The actual clock speed of DDR3 memory is half the data rate because DDR3 transfers data on both the rising and falling edges of the clock.
The bandwidth values above assume a 64-bit memory bus and represent the theoretical peak transfer rates.
When interfacing with DDR3, another critical factor to consider is the controller clock speed—the frequency at which the DDR3 memory controller operates. Unlike the memory itself, the controller doesn’t always run at the same speed as the DDR3 interface. Instead, DDR3 controllers are typically designed to run at:
4:1 memory controller → Controller runs at 1/4 the memory clock speed
2:1 memory controller → Controller runs at 1/2 the memory clock speed
So which one does UberDDR3 use? It uses a 4:1 memory controller.
From previous blog updates, UberDDR3 has always been running at 100 MHz, which means:
The actual memory clock runs 4x faster, at 400 MHz
Since DDR3 transfers data twice per clock cycle, the effective data rate is 800 MT/s, making this a DDR3-800 configuration
To illustrate this, let’s modify the previous table by replacing Memory Clock Speed with Controller Clock Speed (1/4 of the data rate):
Speed Grade | Data Rate | Controller Clock Speed | Bandwidth |
DDR3-800 | 800 MT/s | 100 MHz | 6.4 GB/s |
DDR3-1066 | 1066 MT/s | 133.33 MHz | 8.5 GB/s |
DDR3-1333 | 1333 MT/s | 166.66 MHz | 10.6 GB/s |
DDR3-1600 | 1600 MT/s | 200 MHz | 12.8 GB/s |
The controller clock speed directly affects how fast transactions occur between the DDR3 controller and the system bus (e.g., Wishbone or AXI4 in UberDDR3).
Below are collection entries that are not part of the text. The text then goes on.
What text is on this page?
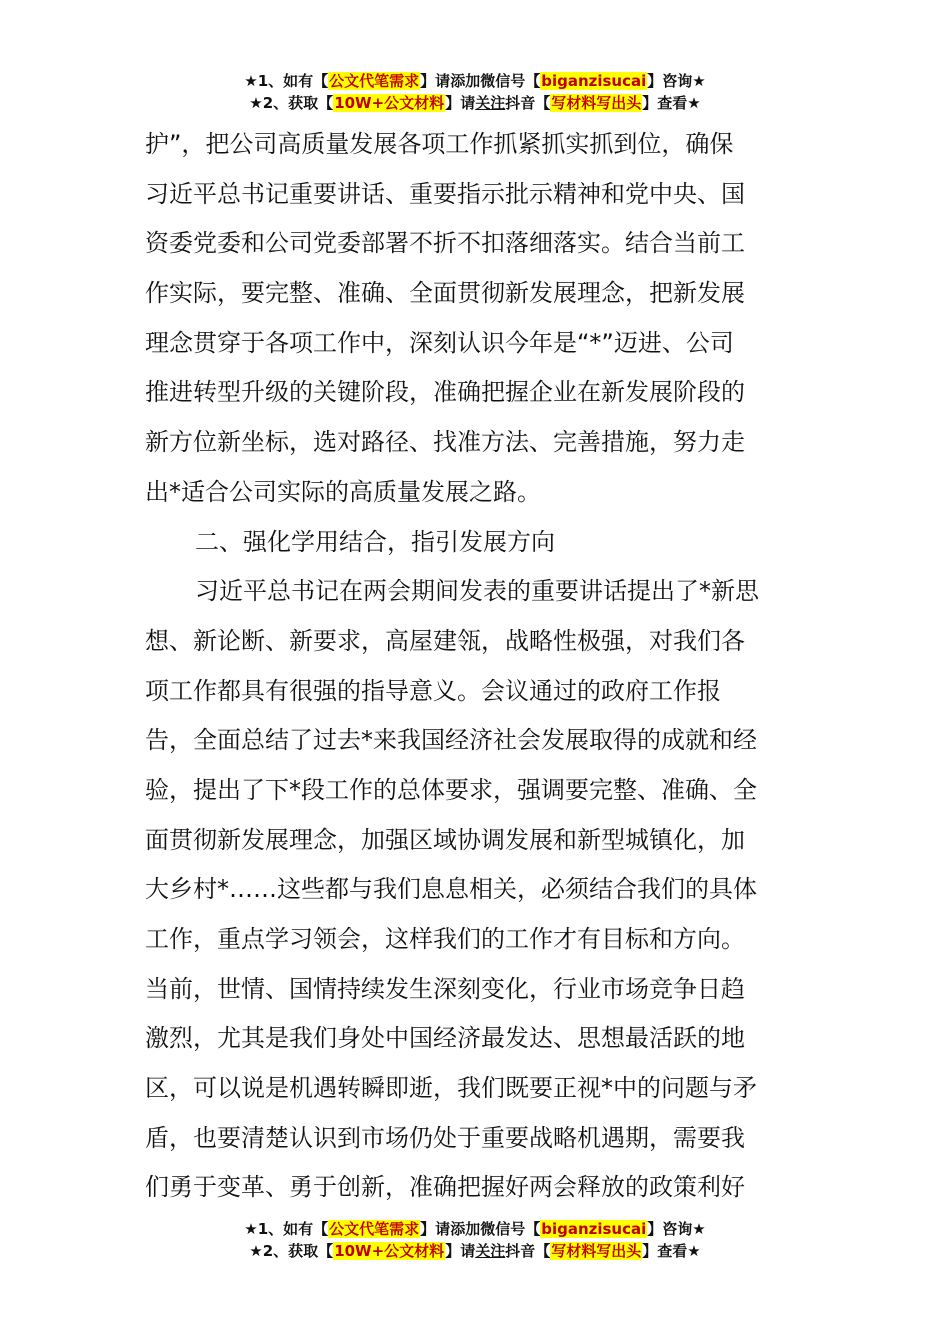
★1、如有【公文代笔需求】请添加微信号【biganzisucai】咨询★
★2、获取【10W+公文材料】请关注抖音【写材料写出头】查看★
护”，把公司高质量发展各项工作抓紧抓实抓到位，确保
习近平总书记重要讲话、重要指示批示精神和党中央、国
资委党委和公司党委部署不折不扣落细落实。结合当前工
作实际，要完整、准确、全面贯彻新发展理念，把新发展
理念贯穿于各项工作中，深刻认识今年是“*”迈进、公司
推进转型升级的关键阶段，准确把握企业在新发展阶段的
新方位新坐标，选对路径、找准方法、完善措施，努力走
出*适合公司实际的高质量发展之路。
二、强化学用结合，指引发展方向
习近平总书记在两会期间发表的重要讲话提出了*新思
想、新论断、新要求，高屋建瓴，战略性极强，对我们各
项工作都具有很强的指导意义。会议通过的政府工作报
告，全面总结了过去*来我国经济社会发展取得的成就和经
验，提出了下*段工作的总体要求，强调要完整、准确、全
面贯彻新发展理念，加强区域协调发展和新型城镇化，加
大乡村*……这些都与我们息息相关，必须结合我们的具体
工作，重点学习领会，这样我们的工作才有目标和方向。
当前，世情、国情持续发生深刻变化，行业市场竞争日趋
激烈，尤其是我们身处中国经济最发达、思想最活跃的地
区，可以说是机遇转瞬即逝，我们既要正视*中的问题与矛
盾，也要清楚认识到市场仍处于重要战略机遇期，需要我
们勇于变革、勇于创新，准确把握好两会释放的政策利好
★1、如有【公文代笔需求】请添加微信号【biganzisucai】咨询★
★2、获取【10W+公文材料】请关注抖音【写材料写出头】查看★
A higher controller clock speed means faster memory access, allowing the system to send/receive data more quickly.
However, a higher clock speed also makes timing closure more difficult, increasing design complexity.
For DDR3-1600, the Wishbone interface in UberDDR3 must meet timing at 200 MHz. This means any master sending traffic to UberDDR3 must also operate at this speed without violating timing constraints. If the master interface can only meet timing at 100 MHz, then regardless of UberDDR3’s ability to run at DDR3-1600, the entire system will still reliably operate only at DDR3-800 due to the bottleneck at the master interface.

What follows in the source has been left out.